Leaving the emergency department without being seen more likely at hospitals that serve more low-income patients
As strains on the emergency care system have mounted, the proportion of patients who leave the emergency department (ED) without being seen has increased dramatically. Many ED patients who leave without being seen (LWBS) are seriously ill, require immediate evaluation, and are at risk of poorer outcomes. A new study reveals that EDs serving low-income communities and communities with a high proportion of poorly insured patients had higher LWBS rates. Overall, the LWBS rate among 262 California hospitals studied varied from 0 percent to 20.3 percent.
Patients who leave the ED without being seen represent the failure of an emergency care delivery system to meet its goals of providing care to those most in need, suggest the California researchers.
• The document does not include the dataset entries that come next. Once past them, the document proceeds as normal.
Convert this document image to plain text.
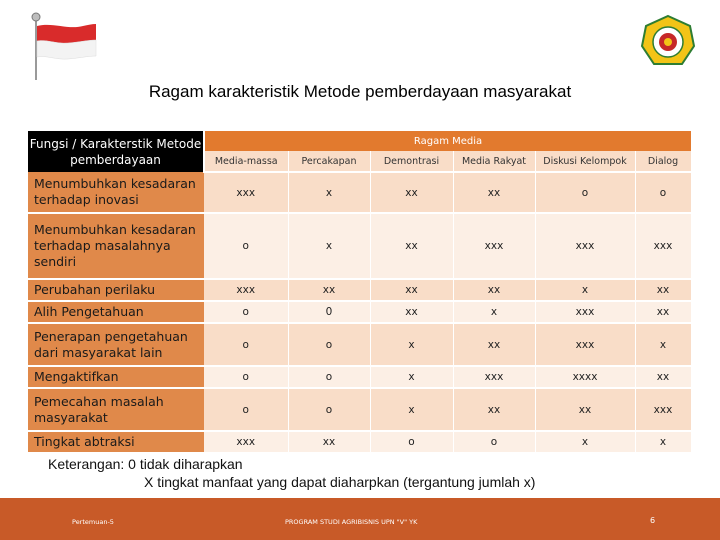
Ragam karakteristik Metode pemberdayaan masyarakat
Fungsi / Karakterstik Metode pemberdayaan	Ragam Media					
	Media-massa	Percakapan	Demontrasi	Media Rakyat	Diskusi Kelompok	Dialog
Menumbuhkan kesadaran terhadap inovasi	xxx	x	xx	xx	o	o
Menumbuhkan kesadaran terhadap masalahnya sendiri	o	x	xx	xxx	xxx	xxx
Perubahan perilaku	xxx	xx	xx	xx	x	xx
Alih Pengetahuan	o	0	xx	x	xxx	xx
Penerapan pengetahuan dari masyarakat lain	o	o	x	xx	xxx	x
Mengaktifkan	o	o	x	xxx	xxxx	xx
Pemecahan masalah masyarakat	o	o	x	xx	xx	xxx
Tingkat abtraksi	xxx	xx	o	o	x	x
Keterangan: 0 tidak diharapkan
X tingkat manfaat yang dapat diaharpkan (tergantung jumlah x)
Pertemuan-5	PROGRAM STUDI AGRIBISNIS UPN "V" YK	6
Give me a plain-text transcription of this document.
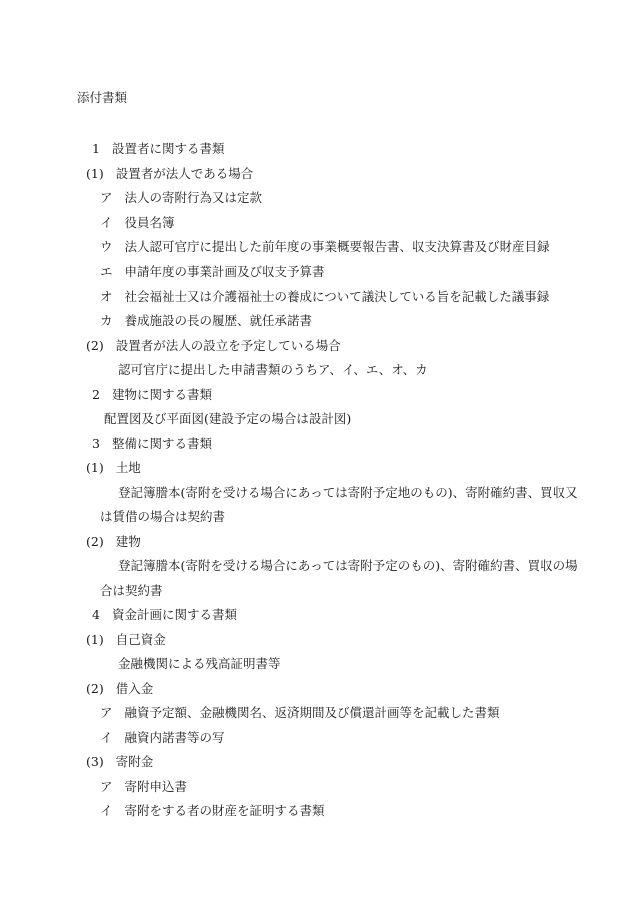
添付書類
1 設置者に関する書類
(1) 設置者が法人である場合
ア 法人の寄附行為又は定款
イ 役員名簿
ウ 法人認可官庁に提出した前年度の事業概要報告書、収支決算書及び財産目録
エ 申請年度の事業計画及び収支予算書
オ 社会福祉士又は介護福祉士の養成について議決している旨を記載した議事録
カ 養成施設の長の履歴、就任承諾書
(2) 設置者が法人の設立を予定している場合
認可官庁に提出した申請書類のうちア、イ、エ、オ、カ
2 建物に関する書類
配置図及び平面図(建設予定の場合は設計図)
3 整備に関する書類
(1) 土地
登記簿謄本(寄附を受ける場合にあっては寄附予定地のもの)、寄附確約書、買収又
は賃借の場合は契約書
(2) 建物
登記簿謄本(寄附を受ける場合にあっては寄附予定のもの)、寄附確約書、買収の場
合は契約書
4 資金計画に関する書類
(1) 自己資金
金融機関による残高証明書等
(2) 借入金
ア 融資予定額、金融機関名、返済期間及び償還計画等を記載した書類
イ 融資内諾書等の写
(3) 寄附金
ア 寄附申込書
イ 寄附をする者の財産を証明する書類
They looked at the relationship between the rates of LWBS in 9.2 million ED visits at 262 California hospitals in 2007 and hospital-level socioeconomic case mix and other hospital characteristics. Hospital structural characteristics associated with increased LWBS included county ownership, trauma center designation, and teaching program affiliation.
The researchers concluded that EDs seeking to decrease their LWBS rate will likely need to institute changes that go beyond fine-tuning ED operations. The study was supported in part by the Agency for Healthcare Research and Quality (HS18098).
See "Hospital determinants of emergency department left without being seen rates," by Renee Y. Hsia, M.D., Steven M. Asch, M.D., Robert E. Weiss, Ph.D., and others in the July 2011 Annals of Emergency Medicine 58(1), pp. 24-32.